Oxygen Therapy and Oxygen Concentrator Usage for Babies and Infants

Sometimes babies require help in receiving more oxygen, so they can grow and thrive. Often times, a condition like this will only last for a few months, to the first few years of their life. A baby can be born with a heart or lung complication that makes it more difficult for them to bring in enough oxygen, or distribute it throughout their body the way it needs to be.

You might find it necessary to have to leave the house with your child, while he or she is using their oxygen therapy. In this case, the right portable oxygen concentrator might be what you need. Such a portable model would need to offer the right dosage setting, and not be too heavy for you to transport, along with your child.

The air around us only contains 21% oxygen. For someone who cannot inspire enough oxygen or someone with circulatory or cardiovascular problems, this won't be enough to be able to get enough oxygen to the cells of the body. If a baby can't get enough oxygen, the major organs will begin to suffer, and it would eventually lead to death.

While using medical grade oxygen therapy, the oxygen delivered would be filtered to a much higher purity, such as 90% or more. This higher purity ensures that the right amount of oxygen can be distributed throughout the body, even though the same amount of air is being breathed in.

Oxygen Methods for Babies

Babies who can breathe on their own have the options of using an oxygen tent or a nasal cannula with an oxygen concentrator set at a low dose. A CPAP machine might be necessary if they baby needs a little help with breathing on his or her own. CPAP stands for continuous positive air pressure, which means the air being pushed through gently helps to keep the airways open. You should never change the prescribed dosage for oxygen therapy, unless instructed by a doctor, because too much oxygen can actually be harmful.

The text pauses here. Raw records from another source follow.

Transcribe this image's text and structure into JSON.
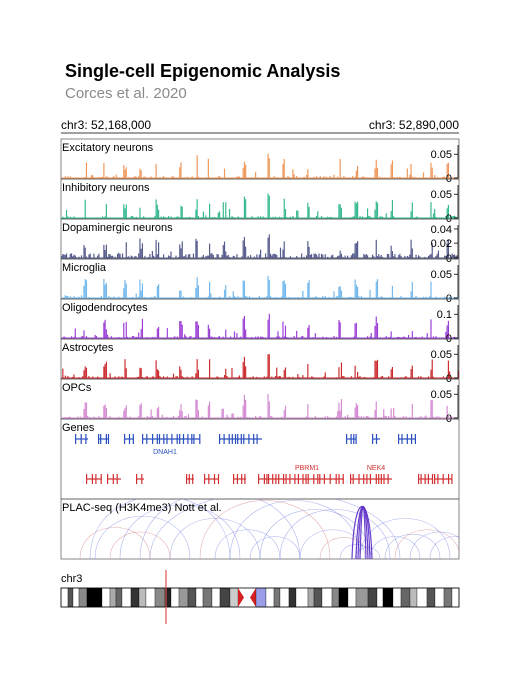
{
  "title": "Single-cell Epigenomic Analysis",
  "subtitle": "Corces et al. 2020",
  "region": {
    "left_label": "chr3: 52,168,000",
    "right_label": "chr3: 52,890,000",
    "start": 52168000,
    "end": 52890000
  },
  "chart_data": {
    "type": "area",
    "tracks": [
      {
        "name": "Excitatory neurons",
        "color": "#f0975a",
        "ylim": [
          0,
          0.06
        ],
        "ticks": [
          "0.05",
          "0"
        ]
      },
      {
        "name": "Inhibitory neurons",
        "color": "#35b890",
        "ylim": [
          0,
          0.06
        ],
        "ticks": [
          "0.05",
          "0"
        ]
      },
      {
        "name": "Dopaminergic neurons",
        "color": "#555b8b",
        "ylim": [
          0,
          0.045
        ],
        "ticks": [
          "0.04",
          "0.02",
          "0"
        ]
      },
      {
        "name": "Microglia",
        "color": "#71b8ee",
        "ylim": [
          0,
          0.06
        ],
        "ticks": [
          "0.05",
          "0"
        ]
      },
      {
        "name": "Oligodendrocytes",
        "color": "#9c3fd6",
        "ylim": [
          0,
          0.12
        ],
        "ticks": [
          "0.1",
          "0"
        ]
      },
      {
        "name": "Astrocytes",
        "color": "#cc2b2f",
        "ylim": [
          0,
          0.06
        ],
        "ticks": [
          "0.05",
          "0"
        ]
      },
      {
        "name": "OPCs",
        "color": "#d58bd3",
        "ylim": [
          0,
          0.06
        ],
        "ticks": [
          "0.05",
          "0"
        ]
      }
    ],
    "genes_track": {
      "label": "Genes",
      "plus_color": "#2a4fc0",
      "minus_color": "#d23030",
      "labels": [
        {
          "text": "DNAH1",
          "strand": "+"
        },
        {
          "text": "PBRM1",
          "strand": "-"
        },
        {
          "text": "NEK4",
          "strand": "-"
        }
      ]
    },
    "arcs_track": {
      "label": "PLAC-seq (H3K4me3) Nott et al."
    },
    "ideogram": {
      "label": "chr3",
      "highlight_color": "#e05050",
      "centromere_color": "#d42020",
      "gvar_color": "#9a9de8"
    }
  }
}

If a baby needs oxygen therapy and can use up to .5 LPM equivalent of oxygen, there are some portable oxygen concentrators that offer a dose that won't be too much for him or her. The Respironics SimplyGo will go as low as 0.5 LPM (liters per minute) of continuous flow oxygen, and 12 ml/min (milliliters per minute) of pulse dose oxygen. Continuous flow means the flow of oxygen never stops, while pulse dose is delivered in pulses.

The SimplyGo is a good example, because it weighs just 10 lbs, and is easy to carry around via a carry bag, which you can strap to the baby's stroller. Other portable oxygen concentrators that are lightweight and offer a very small dose of oxygen, is the AirSep Focus, the AirSep Freestyle 3 and the Freestyle 5. All of these portable models offer very low doses, and are less than 5 lbs. You will need to get a prescription from your baby's doctor before purchasing a portable oxygen concentrator for them.